The core of functional diagnostics is the cell, composed of hundreds of complex molecules that regulate the pathways necessary for vital cellular functions. If a targeted drug could perturb any one of these pathways, it is important to examine the effects of the drug within the context of the cell. Both genomics and proteomics can identify potential new thereapeutic targets, but these targets require the determination of cellular endpoints.

Cell-based functional diagnostics are being used for screening compounds for efficacy and biosafety. The ability to track the behavior of cancer cells permits data gathering on functional behavior not available in any other kind of testing.

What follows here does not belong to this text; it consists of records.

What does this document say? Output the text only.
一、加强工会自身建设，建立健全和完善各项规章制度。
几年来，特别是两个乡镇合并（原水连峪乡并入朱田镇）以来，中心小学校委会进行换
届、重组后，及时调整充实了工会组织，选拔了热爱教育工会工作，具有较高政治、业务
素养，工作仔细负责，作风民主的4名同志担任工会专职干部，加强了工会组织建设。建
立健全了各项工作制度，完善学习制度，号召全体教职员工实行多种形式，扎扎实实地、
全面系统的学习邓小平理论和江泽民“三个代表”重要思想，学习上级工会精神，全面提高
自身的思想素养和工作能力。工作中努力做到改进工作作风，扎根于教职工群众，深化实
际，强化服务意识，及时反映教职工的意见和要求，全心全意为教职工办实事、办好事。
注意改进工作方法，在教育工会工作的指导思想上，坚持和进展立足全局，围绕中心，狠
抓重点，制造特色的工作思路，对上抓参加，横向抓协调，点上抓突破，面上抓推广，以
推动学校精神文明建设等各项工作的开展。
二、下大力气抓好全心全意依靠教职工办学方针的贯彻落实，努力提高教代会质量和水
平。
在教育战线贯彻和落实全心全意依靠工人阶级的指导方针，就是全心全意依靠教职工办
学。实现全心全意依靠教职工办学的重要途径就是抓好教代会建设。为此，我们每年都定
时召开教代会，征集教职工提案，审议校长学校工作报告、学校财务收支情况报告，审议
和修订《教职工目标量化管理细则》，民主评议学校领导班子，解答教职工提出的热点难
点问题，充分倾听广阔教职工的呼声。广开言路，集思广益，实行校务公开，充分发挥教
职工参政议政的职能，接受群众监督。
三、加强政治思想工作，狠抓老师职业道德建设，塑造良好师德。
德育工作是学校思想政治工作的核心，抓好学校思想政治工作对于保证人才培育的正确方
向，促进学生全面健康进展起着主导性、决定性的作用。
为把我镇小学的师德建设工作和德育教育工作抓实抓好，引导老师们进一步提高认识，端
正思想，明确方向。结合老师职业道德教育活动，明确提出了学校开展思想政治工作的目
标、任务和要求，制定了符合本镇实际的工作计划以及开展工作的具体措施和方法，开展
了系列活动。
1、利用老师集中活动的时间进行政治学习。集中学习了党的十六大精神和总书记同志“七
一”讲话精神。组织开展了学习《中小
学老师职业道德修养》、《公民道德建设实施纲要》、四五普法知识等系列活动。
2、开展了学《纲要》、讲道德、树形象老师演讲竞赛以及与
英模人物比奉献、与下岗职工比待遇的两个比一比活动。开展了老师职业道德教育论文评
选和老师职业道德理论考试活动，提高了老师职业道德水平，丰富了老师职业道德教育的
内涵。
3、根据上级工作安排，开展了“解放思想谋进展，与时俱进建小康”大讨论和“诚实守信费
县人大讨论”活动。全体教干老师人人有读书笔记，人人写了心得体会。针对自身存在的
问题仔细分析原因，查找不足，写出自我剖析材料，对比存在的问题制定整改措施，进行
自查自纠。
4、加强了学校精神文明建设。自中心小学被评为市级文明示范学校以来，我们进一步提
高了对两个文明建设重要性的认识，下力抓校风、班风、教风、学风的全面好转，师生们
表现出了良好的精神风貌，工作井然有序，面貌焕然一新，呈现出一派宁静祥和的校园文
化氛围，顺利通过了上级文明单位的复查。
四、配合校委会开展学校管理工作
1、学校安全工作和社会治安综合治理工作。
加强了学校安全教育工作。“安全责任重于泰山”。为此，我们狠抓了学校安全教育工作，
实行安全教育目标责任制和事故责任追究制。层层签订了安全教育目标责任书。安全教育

The cell "function" methodology measures the net effect of all processes within the cancer, acting with and against each other in real-time, and it tests "living" cells actually exposed to drugs and drug combinations of interest.

It would be more advantageous to sort out what's the best "profile" in terms of which patients benefit from this drug or that drug. Can they be combined? What's the proper way to work with all the new drugs? If a drug works extremely well for a certain percentage of cancer patients, identify which ones and "personalize" their treatment.

It may be very important to zero in on different genes and proteins. However, when actually taking the "targeted" drugs, do the drugs even enter the cancer cell? Once entered, does it immediately get metabolized or pumped out, or does it accumulate? In other words, will it work for every patient?

All the validations of this gene or that protein provides us with a variety of sophisticated techniques to provide new insights into the tumorigenic process, but if the "targeted" drug either won't "get in" in the first place or if it gets pumped out/extruded or if it gets immediately metabolized inside the cell, it just isn't going to work.

DNA microarray work will prove to be highly complementary to the parellel breakthrough efforts in targeted therapy through cell function analysis.